Overall, this study defines a signaling signature for a separable upstream VEGF priming step, which can activate ECs to respond to downstream factors that are necessary to form branching tube networks with associated mural cells.

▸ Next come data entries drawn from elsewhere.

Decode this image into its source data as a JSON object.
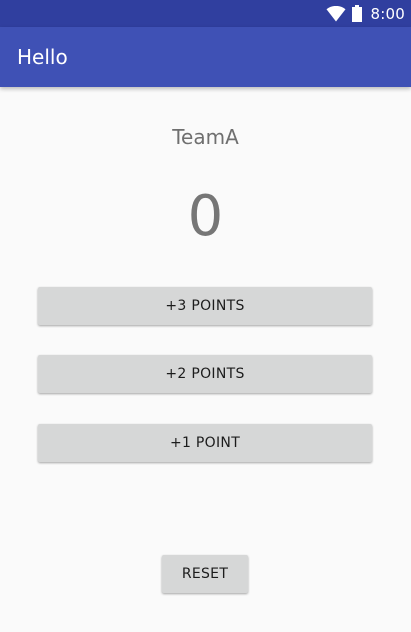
{
  "status_bar": {
    "time": "8:00",
    "icons": [
      "wifi-icon",
      "battery-icon"
    ]
  },
  "app_bar": {
    "title": "Hello"
  },
  "team": {
    "name": "TeamA",
    "score": "0"
  },
  "buttons": {
    "plus_three": "+3 POINTS",
    "plus_two": "+2 POINTS",
    "plus_one": "+1 POINT",
    "reset": "RESET"
  },
  "colors": {
    "status_bar": "#303f9f",
    "app_bar": "#3f51b5",
    "background": "#fafafa",
    "button": "#d6d7d7"
  }
}
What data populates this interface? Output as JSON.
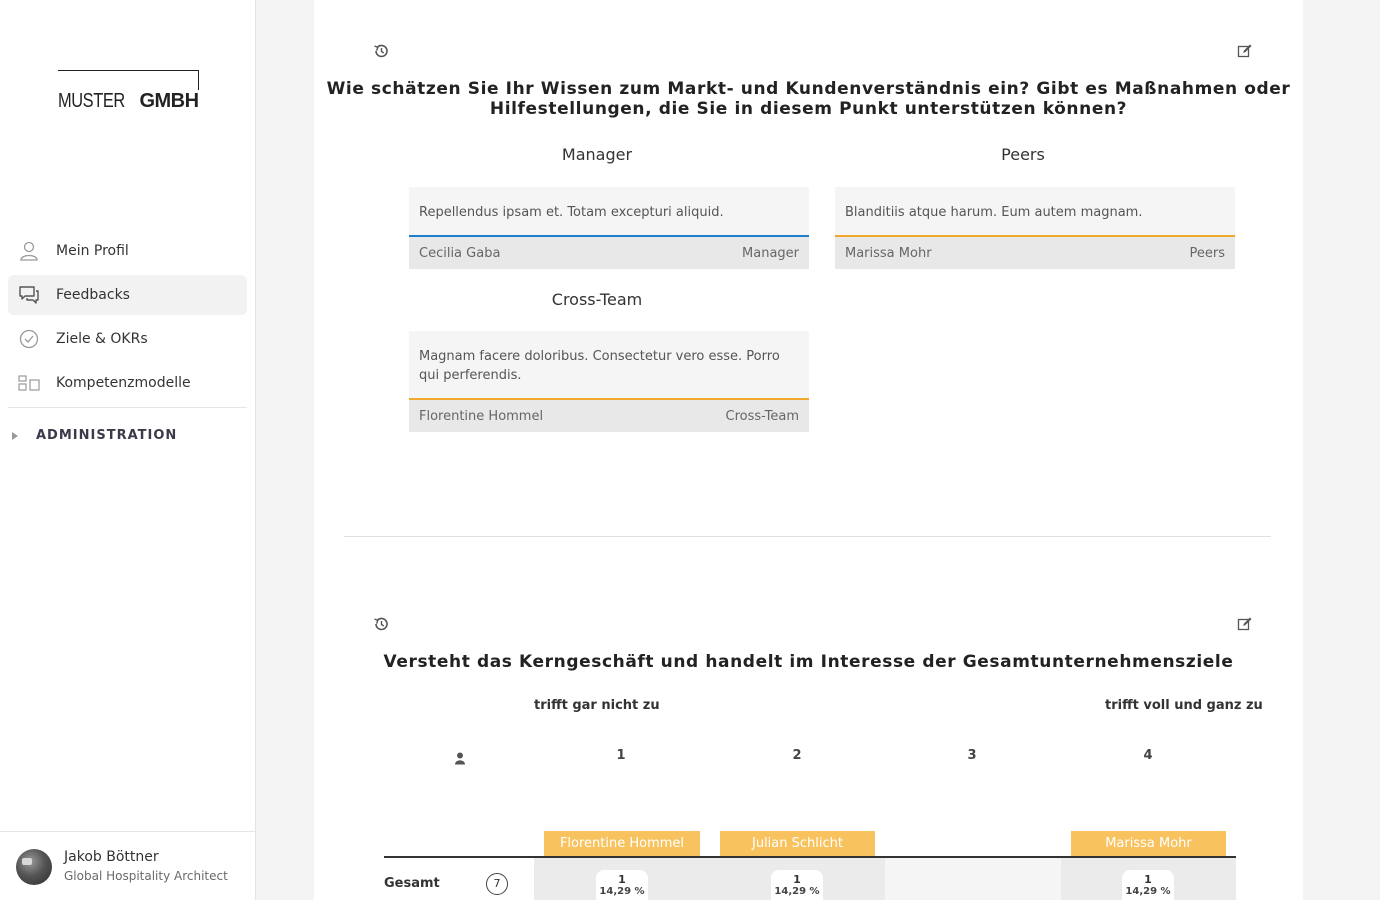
{
  "brand": {
    "logo_part1": "MUSTER",
    "logo_part2": "GMBH"
  },
  "sidebar": {
    "items": [
      {
        "label": "Mein Profil",
        "icon": "user-icon"
      },
      {
        "label": "Feedbacks",
        "icon": "chat-icon",
        "active": true
      },
      {
        "label": "Ziele & OKRs",
        "icon": "check-circle-icon"
      },
      {
        "label": "Kompetenzmodelle",
        "icon": "blocks-icon"
      }
    ],
    "admin_label": "ADMINISTRATION"
  },
  "user": {
    "name": "Jakob Böttner",
    "role": "Global Hospitality Architect"
  },
  "question1": {
    "title_line1": "Wie schätzen Sie Ihr Wissen zum Markt- und Kundenverständnis ein? Gibt es Maßnahmen oder",
    "title_line2": "Hilfestellungen, die Sie in diesem Punkt unterstützen können?",
    "groups": [
      {
        "title": "Manager",
        "text": "Repellendus ipsam et. Totam excepturi aliquid.",
        "author": "Cecilia Gaba",
        "tag": "Manager",
        "accent": "#1f7fc8"
      },
      {
        "title": "Peers",
        "text": "Blanditiis atque harum. Eum autem magnam.",
        "author": "Marissa Mohr",
        "tag": "Peers",
        "accent": "#f2a72e"
      },
      {
        "title": "Cross-Team",
        "text": "Magnam facere doloribus. Consectetur vero esse. Porro qui perferendis.",
        "author": "Florentine Hommel",
        "tag": "Cross-Team",
        "accent": "#f2a72e"
      }
    ]
  },
  "question2": {
    "title": "Versteht das Kerngeschäft und handelt im Interesse der Gesamtunternehmensziele",
    "scale_low": "trifft gar nicht zu",
    "scale_high": "trifft voll und ganz zu",
    "scale": [
      "1",
      "2",
      "3",
      "4"
    ],
    "tags": [
      "Florentine Hommel",
      "Julian Schlicht",
      "Marissa Mohr"
    ],
    "row_label": "Gesamt",
    "row_count": "7",
    "cells": [
      {
        "count": "1",
        "percent": "14,29 %"
      },
      {
        "count": "1",
        "percent": "14,29 %"
      },
      {
        "count": "1",
        "percent": "14,29 %"
      }
    ]
  },
  "colors": {
    "tag_yellow": "#f8c35f",
    "manager_blue": "#1f7fc8",
    "peer_orange": "#f2a72e"
  }
}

在这项工作中,我们试图确定人血管形态发生和成熟不同阶段的生长因子需求和信号基础。
我们使用一种无血清的内皮细胞(EC)在 3 维胶原基质中形成管状结构的模型,该模型依赖于 5 种生长因子组合,即干细胞因子(SCF)、白细胞介素(IL)-3、基质衍生因子-1α、成纤维细胞生长因子(FGF)-2 和胰岛素(因子),我们证明了 VEGF(血管内皮生长因子)预处理 EC 8 小时(即 VEGF 引发)会导致 EC 对这些因子的反应显著增加,包括 EC 尖端细胞、EC 管状形成、周细胞募集和增殖以及基底膜沉积。VEGF 引发需要 VEGFR2,并且 VEGFR2 的作用是选择性的,并且在没有引发的情况下不会影响因子依赖性的管状形成。VEGF 引发的关键分子和信号要求包括 RhoA、Rock1(Rho-kinase)、PKCα(蛋白激酶 Cα)和 PKD2(蛋白激酶 D2)。这些分子和信号通路的 siRNA 抑制或药理学阻断会干扰 VEGF 作为下游因子依赖性 EC 管状形成和周细胞募集的上游引发剂的能力。VEGF 引发还与肌动蛋白应力纤维的形成、焦点附着成分的激活、EC 因子受体 c-Kit、IL-3Rα 和 CXCR4(C-X-C 趋化因子受体 4)的上调以及 EC 衍生的血小板衍生生长因子(PDGF)-BB、PDGF-DD 和 HB-EGF(肝素结合表皮生长因子)的上调有关,这些都共同影响周细胞的募集和增殖。
总的来说,这项研究定义了一个可分离的上游 VEGF 引发步骤的信号特征,该步骤可以激活 EC 对下游因子作出反应,这些因子是形成具有相关壁细胞的分支管状网络所必需的。